Não conseguia tirar os olhos da imagem. A boca entreaberta e a estranha sensação de que o mundo não era bem como ele imaginou. Com 76 anos de idade achou que já tinha visto de tudo nessa terra. Achou que até era um chegado das coisas do mundo. Um antigo amigo que conhecia todos os cômodos da casa do anfitrião. Mas não. Havia armários, quartos, porões, que ele nem imaginava que estavam lá. Sim, tinha visto na noite anterior fotos na internet de pessoas com “chifres”. Mas aqueles precisavam ficar entre aspas, pois não eram de verdade. Doenças ortopédicas, crescimento anormal de tecido ósseo que acabava rompendo a pele e saindo da cabeça ou mesmo de outras partes do corpo, trágico, sim para o portador da mazela, mas apenas isso. No entanto, aquilo que estava estampado diante dele na fotografia era outra coisa. Ia muito além de uma deformidade óssea.
Durval piscou e tentou engolir a saliva, mas a boca estava seca. Sentou-se no sofá ao lado do gato.

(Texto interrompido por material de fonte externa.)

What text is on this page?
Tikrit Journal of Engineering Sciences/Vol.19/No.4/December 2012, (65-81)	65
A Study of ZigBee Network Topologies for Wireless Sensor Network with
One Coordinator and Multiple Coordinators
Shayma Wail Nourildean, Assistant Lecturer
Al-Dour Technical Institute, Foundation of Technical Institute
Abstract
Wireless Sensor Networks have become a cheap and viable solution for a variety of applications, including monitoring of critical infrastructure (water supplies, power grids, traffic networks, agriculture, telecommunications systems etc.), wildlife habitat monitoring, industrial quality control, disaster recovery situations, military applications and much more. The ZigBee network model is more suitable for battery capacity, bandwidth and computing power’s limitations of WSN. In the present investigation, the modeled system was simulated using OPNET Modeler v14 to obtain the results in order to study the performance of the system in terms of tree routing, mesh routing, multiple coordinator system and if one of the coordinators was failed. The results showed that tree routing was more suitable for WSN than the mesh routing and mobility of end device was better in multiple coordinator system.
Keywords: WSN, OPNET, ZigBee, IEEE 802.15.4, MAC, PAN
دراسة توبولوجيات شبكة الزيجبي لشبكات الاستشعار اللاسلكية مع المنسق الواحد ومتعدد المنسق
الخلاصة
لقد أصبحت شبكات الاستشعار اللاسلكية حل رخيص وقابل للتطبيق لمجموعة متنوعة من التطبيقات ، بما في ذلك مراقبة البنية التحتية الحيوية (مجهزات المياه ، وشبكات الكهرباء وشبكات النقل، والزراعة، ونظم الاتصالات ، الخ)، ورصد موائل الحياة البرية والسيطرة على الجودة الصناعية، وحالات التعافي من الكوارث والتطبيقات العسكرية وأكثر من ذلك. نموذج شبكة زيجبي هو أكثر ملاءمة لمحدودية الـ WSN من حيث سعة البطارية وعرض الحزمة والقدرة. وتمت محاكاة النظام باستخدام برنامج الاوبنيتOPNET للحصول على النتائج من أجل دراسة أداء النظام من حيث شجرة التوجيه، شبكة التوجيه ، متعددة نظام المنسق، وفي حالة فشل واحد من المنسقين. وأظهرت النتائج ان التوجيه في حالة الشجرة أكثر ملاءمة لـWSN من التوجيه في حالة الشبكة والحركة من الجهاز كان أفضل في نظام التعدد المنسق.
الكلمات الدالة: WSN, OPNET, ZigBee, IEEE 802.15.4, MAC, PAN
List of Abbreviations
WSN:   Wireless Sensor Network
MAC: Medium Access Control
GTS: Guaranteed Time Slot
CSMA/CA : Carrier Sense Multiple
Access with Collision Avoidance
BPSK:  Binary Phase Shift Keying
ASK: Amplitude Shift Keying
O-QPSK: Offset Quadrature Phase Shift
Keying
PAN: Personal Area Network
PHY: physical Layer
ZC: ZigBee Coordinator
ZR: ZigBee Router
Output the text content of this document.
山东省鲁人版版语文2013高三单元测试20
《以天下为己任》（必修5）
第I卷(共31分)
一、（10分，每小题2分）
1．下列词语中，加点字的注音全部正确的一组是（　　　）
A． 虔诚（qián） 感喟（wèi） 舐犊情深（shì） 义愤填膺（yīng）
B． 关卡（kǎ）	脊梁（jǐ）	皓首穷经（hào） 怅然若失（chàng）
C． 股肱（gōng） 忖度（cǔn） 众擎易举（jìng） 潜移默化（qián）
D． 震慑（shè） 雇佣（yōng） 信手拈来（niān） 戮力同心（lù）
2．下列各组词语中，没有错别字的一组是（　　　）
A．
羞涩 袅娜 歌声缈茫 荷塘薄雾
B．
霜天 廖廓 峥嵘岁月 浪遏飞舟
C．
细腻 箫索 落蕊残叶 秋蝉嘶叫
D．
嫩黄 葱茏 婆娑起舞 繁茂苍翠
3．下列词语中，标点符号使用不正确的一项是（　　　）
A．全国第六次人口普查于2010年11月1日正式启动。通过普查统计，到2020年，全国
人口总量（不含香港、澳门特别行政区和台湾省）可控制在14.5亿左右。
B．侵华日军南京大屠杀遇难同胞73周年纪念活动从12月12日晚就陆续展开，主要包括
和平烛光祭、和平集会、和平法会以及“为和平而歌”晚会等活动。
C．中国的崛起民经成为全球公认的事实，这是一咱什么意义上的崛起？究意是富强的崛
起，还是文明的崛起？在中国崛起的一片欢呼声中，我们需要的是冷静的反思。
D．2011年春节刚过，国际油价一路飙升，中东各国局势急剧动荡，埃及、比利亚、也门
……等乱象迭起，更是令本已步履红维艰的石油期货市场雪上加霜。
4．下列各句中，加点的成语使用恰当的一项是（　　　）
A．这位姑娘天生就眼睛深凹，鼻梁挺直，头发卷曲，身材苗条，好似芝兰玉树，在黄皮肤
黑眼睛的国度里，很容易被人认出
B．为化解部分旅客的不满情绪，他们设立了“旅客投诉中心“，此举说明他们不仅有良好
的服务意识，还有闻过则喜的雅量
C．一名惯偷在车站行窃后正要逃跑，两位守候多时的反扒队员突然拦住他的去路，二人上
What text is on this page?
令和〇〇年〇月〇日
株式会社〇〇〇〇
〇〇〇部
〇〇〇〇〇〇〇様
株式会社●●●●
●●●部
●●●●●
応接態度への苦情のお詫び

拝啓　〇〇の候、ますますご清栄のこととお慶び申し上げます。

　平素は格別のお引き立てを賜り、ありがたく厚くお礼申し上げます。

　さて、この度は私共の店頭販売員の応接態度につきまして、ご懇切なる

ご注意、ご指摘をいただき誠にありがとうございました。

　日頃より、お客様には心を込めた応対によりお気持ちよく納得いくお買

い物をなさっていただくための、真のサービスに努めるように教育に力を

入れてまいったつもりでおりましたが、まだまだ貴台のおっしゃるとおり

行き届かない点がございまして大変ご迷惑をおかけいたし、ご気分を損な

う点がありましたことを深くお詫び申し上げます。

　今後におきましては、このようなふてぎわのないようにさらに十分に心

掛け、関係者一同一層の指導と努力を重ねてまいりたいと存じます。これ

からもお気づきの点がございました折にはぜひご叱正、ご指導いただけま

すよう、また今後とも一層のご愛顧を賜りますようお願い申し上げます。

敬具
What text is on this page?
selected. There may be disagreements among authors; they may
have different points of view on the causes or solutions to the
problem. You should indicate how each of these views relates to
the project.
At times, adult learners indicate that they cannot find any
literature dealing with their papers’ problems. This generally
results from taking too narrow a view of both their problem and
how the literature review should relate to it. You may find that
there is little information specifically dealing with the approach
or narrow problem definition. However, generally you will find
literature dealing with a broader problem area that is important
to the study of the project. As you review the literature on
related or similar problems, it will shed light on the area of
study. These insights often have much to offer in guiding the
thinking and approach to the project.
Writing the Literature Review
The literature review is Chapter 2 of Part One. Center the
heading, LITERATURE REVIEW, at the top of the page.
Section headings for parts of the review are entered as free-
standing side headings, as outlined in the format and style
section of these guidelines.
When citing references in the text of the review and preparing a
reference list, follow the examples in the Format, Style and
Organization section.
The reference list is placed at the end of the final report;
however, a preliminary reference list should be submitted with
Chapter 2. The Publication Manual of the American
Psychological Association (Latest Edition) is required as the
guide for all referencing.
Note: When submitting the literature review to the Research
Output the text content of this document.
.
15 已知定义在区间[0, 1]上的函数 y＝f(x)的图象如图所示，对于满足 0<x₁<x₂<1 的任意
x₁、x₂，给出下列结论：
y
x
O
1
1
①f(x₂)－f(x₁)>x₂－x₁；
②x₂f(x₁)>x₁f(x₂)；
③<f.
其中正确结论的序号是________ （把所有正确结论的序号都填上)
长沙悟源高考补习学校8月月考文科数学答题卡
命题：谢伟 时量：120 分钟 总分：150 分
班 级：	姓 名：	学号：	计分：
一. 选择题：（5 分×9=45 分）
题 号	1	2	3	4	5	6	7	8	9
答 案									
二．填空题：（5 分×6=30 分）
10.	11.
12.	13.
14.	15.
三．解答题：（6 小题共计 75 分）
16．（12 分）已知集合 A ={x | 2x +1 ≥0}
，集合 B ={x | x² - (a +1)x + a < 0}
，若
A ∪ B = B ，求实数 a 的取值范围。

Imaginou porque Botelho, que conhecia há mais de trinta anos, nunca lhe contara nada sobre uma coisa assim. Achou que não tinham segredos um com o outro. Ainda mais Botelho que adorava contar histórias inusitadas. Como quando contou em detalhes o perrengue que passou na Argentina quando fora voluntário para ajudar as vítimas do Tornado San Justo. A equipe de voluntários fora pega por um segundo tornado durante a tentativa de resgate das vítimas e, após um desmoronamento do prédio em que estavam, tiveram que ser resgatados por uma segunda equipe de voluntários.
— Te disse que esse Botelho não era boa gente — Durval ouviu ao longe.
Olhou para Heitor que já estava guardando o álbum de volta na gaveta da escrivaninha da sala.
— Como você conseguiu essa fotografia?
Heitor sorriu e Durval entendeu que ia ouvir uma história ainda mais bizarra do que a fotografia em si.